Unverständlich bleiben jedoch die sich wiederholenden Fragen von
Vertretern des nationalistisch-islamischen Blockes: Wo bleiben die
arabischen Armeen? In einem Klima, in dem sich Nationalismus mit
Extremismus und Enthusiasmus zu verbinden scheint, zielen diese Fragen
auf die Notwendigkeit eines Beschluß der arabischen Führer zum Einsatz
militärischer Mittel gegen Israel.
Die arabische Geschichte hat gezeigt, dass dieses Klima zu Katastrophen
führt, die am Ende so dargestellt werden, als ob es sich bei ihnen um
äußere Verschwörungen handelt, obwohl sie ihren Anfang im Schatten von
Fehleinschätzungen, schlechten Planungen und psychischen Druckes durch
die Massenbewegung [in der Bevölkerung] nahmen.

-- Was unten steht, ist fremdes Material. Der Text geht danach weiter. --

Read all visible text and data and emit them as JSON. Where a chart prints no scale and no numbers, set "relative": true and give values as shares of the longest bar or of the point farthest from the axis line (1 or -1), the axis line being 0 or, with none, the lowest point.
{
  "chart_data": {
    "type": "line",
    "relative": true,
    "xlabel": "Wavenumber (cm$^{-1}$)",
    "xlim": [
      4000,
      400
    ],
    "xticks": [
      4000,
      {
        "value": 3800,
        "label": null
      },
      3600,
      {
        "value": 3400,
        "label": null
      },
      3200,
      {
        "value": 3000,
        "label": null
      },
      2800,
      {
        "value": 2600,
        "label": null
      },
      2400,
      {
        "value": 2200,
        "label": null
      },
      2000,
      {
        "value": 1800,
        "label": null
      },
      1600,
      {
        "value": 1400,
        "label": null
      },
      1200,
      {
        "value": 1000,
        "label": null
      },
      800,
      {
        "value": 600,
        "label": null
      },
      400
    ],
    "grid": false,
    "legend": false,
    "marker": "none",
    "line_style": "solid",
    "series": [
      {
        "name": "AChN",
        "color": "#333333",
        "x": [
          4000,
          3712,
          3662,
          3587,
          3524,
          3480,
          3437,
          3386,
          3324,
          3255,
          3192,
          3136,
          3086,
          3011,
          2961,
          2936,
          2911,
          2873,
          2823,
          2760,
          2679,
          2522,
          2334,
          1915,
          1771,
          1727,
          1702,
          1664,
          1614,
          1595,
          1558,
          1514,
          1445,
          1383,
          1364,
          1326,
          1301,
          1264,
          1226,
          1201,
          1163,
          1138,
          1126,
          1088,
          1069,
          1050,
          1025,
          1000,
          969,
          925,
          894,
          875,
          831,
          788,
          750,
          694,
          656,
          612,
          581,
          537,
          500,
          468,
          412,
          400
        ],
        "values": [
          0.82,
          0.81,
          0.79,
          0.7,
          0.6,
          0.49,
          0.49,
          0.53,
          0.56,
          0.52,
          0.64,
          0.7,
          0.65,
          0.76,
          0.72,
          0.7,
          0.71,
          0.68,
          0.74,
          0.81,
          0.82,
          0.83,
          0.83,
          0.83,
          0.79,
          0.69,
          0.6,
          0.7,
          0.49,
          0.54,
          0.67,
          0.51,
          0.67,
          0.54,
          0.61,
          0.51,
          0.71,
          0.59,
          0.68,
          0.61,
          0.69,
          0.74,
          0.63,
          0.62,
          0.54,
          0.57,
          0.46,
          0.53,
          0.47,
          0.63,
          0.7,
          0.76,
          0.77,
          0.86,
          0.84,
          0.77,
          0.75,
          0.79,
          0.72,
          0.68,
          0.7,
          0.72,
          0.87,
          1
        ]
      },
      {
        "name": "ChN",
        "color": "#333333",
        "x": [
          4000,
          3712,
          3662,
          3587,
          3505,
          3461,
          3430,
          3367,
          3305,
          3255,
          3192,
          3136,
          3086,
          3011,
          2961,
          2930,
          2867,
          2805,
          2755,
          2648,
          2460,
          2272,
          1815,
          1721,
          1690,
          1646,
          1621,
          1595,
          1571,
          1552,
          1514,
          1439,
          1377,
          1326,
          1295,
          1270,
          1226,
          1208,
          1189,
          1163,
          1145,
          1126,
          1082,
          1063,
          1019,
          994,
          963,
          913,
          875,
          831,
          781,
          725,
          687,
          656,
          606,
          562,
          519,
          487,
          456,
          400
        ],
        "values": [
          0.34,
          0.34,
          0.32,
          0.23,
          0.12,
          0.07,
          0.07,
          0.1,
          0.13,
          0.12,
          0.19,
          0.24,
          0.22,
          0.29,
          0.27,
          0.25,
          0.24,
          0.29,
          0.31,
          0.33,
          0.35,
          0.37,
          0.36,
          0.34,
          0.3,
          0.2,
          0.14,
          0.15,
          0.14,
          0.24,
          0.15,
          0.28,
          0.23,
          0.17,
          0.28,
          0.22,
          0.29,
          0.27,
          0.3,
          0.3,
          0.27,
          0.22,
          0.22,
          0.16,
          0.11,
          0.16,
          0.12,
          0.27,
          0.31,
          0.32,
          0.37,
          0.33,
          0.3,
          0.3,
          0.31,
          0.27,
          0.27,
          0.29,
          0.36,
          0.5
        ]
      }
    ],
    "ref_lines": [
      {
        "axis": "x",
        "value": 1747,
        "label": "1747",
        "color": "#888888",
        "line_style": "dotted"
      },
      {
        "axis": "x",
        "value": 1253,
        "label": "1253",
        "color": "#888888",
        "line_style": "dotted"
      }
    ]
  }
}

So stehen die Führer vor
der Wahl zwischen Legitimationsverlust und der Führung eines Krieges.
Kriege sind kein Weg, um Protest auszudrücken, Wut abzulassen, oder um
sich in der Öffentlichkeit zu profilieren. Die arabische Öffentlichkeit
möchte eine (militärische) Position einnehmen, ohne die Frage nach
anderen Möglichkeiten und Wegen und nach dem Preis [des Krieges] zu
stellen […]. Das wichtigste ist [ihnen], zu mobilisieren, Krieg zu
entfachen, ohne die Konsequenzen zu bedenken. Für die Folgen hat man
sich einen arabischen Umgang in allgemeinen Phrasen angewöhnt, die aus
dem Ergebnis keine große Sache machen, oder [unterstellen,] daß die
Folgen zu ertragen seien. Eine Niederlage, kann als Nakba [Katastrophe]
oder Naksa [Rückschlag] dargestellt werden. Desweiteren kann zwischen
einer Schlacht und einem Krieg, zwischen einer militärischen Niederlage
und einem politischen Sieg unterschieden werden. Im arabischen Denken
gibt es [für den Fall einer Niederlage] Strategien wie etwa [die Parole
des] Durchhaltens. Anstatt reale und schreckliche Kriegserfahrungen wie
jene des Oktoberkrieges von 1973 zu untersuchen, macht das Denken Halt
bei der Idee des Krieges.
Entscheidungen für den Krieg werden nicht durch Knopfdruck gefällt, indem
man militärpolitische Fragen beispielsweise über Strategien der
Verteidigung in Angriffsstrategien umändert. Im allgemeinen ist die zur
Zeit vorherrschende Funktion des Militärs nicht der Krieg als solche,
sondern eine bestimmte Form der Anwendung der Waffen: die Verteidigung.
Dementsprechend ist die Grundform des geplanten Krieges der
Verteidigungskrieg, der eine ausreichende Aufgabe für das Militär eines
jedes Landes darstellt. Die bloße Existenz einer ausreichenden
[Militär-] Kraft zur Verteidigung schreckt andere Seiten vor einem
Angriff ab und bedroht sie mit Verlusten, die sie bei einem Angriff
nicht verkraften würden. Von Armeen wird daher nicht viel mehr [als die
Verteidigung] verlangt, solange keine weiteren besonderen Probleme wie
die Besetzung eines Landes, die Bedrohung eigener Interessen oder der
Wille zur Expansion bestehen. […]
Eine Verteidigung ist möglich ohne Abschreckung und Abschreckung ohne
Verteidigung. Staaten können zeitweise andere Staaten abschrecken, auch
wenn sie nicht die Möglichkeit haben, sich gegen diese zu verteidigen.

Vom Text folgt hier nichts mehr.